As hinted earlier today, I’d like to delve into an important post-conciliar document, the General Catechetical Directory. There’s a very interesting story behind it, and it’s something that this generation of serious Catholics probably need to know more about.
Catholic history buffs may know that the bishops of the Council of Trent (1545-1563) discussed assembling a universal catechism. There were actually two versions of it: a comprehensive document for scholars and clergy, which did get written. There was general approval for an abbreviated one for children and the uneducated. It never came to pass.
Likewise in 1870, the first Vatican Council took up the discussion. But that council ended prematurely, and other items were higher up on the list of concerns. The bishops did approve a “small” catechism, but they never wrote it.
Flash forward to the 1960′s. The possibility of a catechism was discussed at Vatican II–at length.
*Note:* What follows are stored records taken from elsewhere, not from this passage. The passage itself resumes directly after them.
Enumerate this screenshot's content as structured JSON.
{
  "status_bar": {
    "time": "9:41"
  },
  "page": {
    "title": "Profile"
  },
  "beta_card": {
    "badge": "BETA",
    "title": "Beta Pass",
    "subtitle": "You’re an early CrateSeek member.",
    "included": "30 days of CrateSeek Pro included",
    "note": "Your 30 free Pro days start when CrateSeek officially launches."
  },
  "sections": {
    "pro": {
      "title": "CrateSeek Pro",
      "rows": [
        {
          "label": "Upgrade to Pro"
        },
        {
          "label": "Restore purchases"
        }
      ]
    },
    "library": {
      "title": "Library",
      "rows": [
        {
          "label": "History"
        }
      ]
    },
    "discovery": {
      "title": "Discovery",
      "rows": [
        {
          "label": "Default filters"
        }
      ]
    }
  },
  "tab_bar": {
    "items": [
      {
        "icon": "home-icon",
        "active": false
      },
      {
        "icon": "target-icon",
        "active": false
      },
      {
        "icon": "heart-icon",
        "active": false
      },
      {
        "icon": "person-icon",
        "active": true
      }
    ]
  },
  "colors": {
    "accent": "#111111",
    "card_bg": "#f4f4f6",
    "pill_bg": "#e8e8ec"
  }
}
What the council bishops left to the Congregation of Bishops was the assembly of a directory rather than a catechism. Why something different? The French bishops had some success with a directory for catechesis a decade earlier. Instead of being content-oriented, a directory focuses on an orientation to the Church’s ministry of the Word, and locates catechesis as a part of that ministry. It also brings more: a summary of other ways to form the believer in faith, things other than just the nurturing of the intellect.
The GCD was written for the bishops with a wide and unprecedented consultation among clergy, catechists, and education experts. People with contributions in other fields, including worship and evangelization also contributed.
As we look through the GCD, we will find how the post-conciliar bishops saw catechesis relating to evangelization, liturgy, and other dimensions of theology. This interrelation remains relevant today as we struggle with the basic question of why the Catholic faith hasn’t taken deeper root in the laity, clergy, and perhaps even the bishops. In looking at the GCD, we will find some very lively thinking from the year 1971, and a way to approach faith formation that was, perhaps, ahead of its time, and has likely yet to be totally received or understood. The GCD was intended to be bigger than a catechism in the sense it wanted to stretch the old boundaries of catechesis, looking to not only what was taught, but how it would be presented in the most effective ways so as to take root. We speak today of the “new evangelization” or of other initiatives like they were developed during the last two pontificates. We may well find good seeds planted back in the 60′s for these efforts.
At the start of this series, expect a few posts a week. We’ll do them alongside the liturgy documents. The GCD has 134 nnumbered sections, plus a foreword and an addendum. Another twelve dozen posts, likely. Enough to get us well on the way to 8,000. Tell your DRE and DFF and school and other friends. It will be great to widen the discussion here to folks beyond our usual liturgy geeks. Which isn’t to say that those with more interest in evangelization or worship or even music won’t find good material. I’m sure you will.